Baiklah, itu kutipan status FB ku tadi. Ya, tentang sebuah ajakan sayang-sinayang di hari yang diyakini hari kasih sayang ini. Kalau aku sih emang lebih suka menyebutnya dengan hari sayang-sinayang dari pada hari valentine. Kamu tahu sebabnya? Bahwa Tuhan itu maha penyayang pada siapa pun. Nggak peduli kamu itu golongan yang biasa ngerayain valentine apa enggak.

Kalau saja Tuhan itu seperti manusia, punya perasaan, bisa ngerasain betapa nyesegnya punya segudang rasa “sayang” tapi nggak ada yang “sinayang”, wah Tuhan pasti mendapat award khusus dari seluruh makhluk, khususnya manusia.

Tanpa disadari manusia, sifat “maha penyayang” Tuhan itu jarang sekali dibales oleh manusia. Bahkan di hari yang katanya “hari kasih sayang” ini, aku sangat yakin kasih sayang Tuhan itu belum sebenuhnya terbales. Super nyesegg. Tapi aku juga yakin kok bahwa Tuhan itu nggak seperti manusia yang gampang marah dan kecewa. Jadi aman deh kalian yang hari ini nggak ngucapin atau setidaknya mempersembahkan kasih sayang untuk Tuhan.
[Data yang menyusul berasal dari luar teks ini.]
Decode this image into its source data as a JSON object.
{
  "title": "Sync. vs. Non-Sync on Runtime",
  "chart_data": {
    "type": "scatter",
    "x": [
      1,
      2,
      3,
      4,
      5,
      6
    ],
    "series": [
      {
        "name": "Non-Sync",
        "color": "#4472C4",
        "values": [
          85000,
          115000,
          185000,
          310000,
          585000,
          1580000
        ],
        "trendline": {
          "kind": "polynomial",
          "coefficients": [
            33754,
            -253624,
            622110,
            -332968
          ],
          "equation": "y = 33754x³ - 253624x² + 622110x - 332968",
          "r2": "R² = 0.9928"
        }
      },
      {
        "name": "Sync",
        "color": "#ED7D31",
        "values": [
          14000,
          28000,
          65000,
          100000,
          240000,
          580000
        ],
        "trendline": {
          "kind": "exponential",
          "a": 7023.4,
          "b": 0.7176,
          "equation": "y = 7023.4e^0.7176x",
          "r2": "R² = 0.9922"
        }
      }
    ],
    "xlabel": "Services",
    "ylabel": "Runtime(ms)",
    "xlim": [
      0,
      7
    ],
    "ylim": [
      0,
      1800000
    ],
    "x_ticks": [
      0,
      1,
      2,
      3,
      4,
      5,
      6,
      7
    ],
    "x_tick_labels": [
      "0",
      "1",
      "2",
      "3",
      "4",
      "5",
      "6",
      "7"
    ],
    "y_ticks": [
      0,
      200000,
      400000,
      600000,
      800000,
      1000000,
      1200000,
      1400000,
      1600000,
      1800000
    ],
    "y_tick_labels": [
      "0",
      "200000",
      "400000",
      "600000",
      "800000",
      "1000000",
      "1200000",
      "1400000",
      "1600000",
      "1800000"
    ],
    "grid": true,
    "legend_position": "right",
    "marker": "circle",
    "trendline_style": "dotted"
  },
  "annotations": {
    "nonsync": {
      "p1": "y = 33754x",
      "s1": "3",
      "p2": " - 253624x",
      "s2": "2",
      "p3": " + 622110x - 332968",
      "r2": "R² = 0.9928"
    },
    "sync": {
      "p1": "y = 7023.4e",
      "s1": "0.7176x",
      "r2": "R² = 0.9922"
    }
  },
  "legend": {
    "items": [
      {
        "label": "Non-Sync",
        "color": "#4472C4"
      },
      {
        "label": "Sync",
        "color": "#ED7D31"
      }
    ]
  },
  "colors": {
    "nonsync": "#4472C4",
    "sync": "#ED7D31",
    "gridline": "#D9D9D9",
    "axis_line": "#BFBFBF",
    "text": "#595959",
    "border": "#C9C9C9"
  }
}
Selamat buat kalian semua. Aku sayang Tuhan ku, aku sayang kalian, aku juga sayang pada semuanya biar pun ada saja orang yang memberiku cap kafir karena sudah mengungkapkan rasa sayangku di hari yang banyak orang menyebutnya valentine ini. –itu yang aku rasain dan aku kira saja sih- he..he…

Aku sayang kamu sekarang. Gimana dengan kamu, juga sayang aku kan? semoga begitu, biar terwujud interaksi “sayang-sinayang” diantara kita.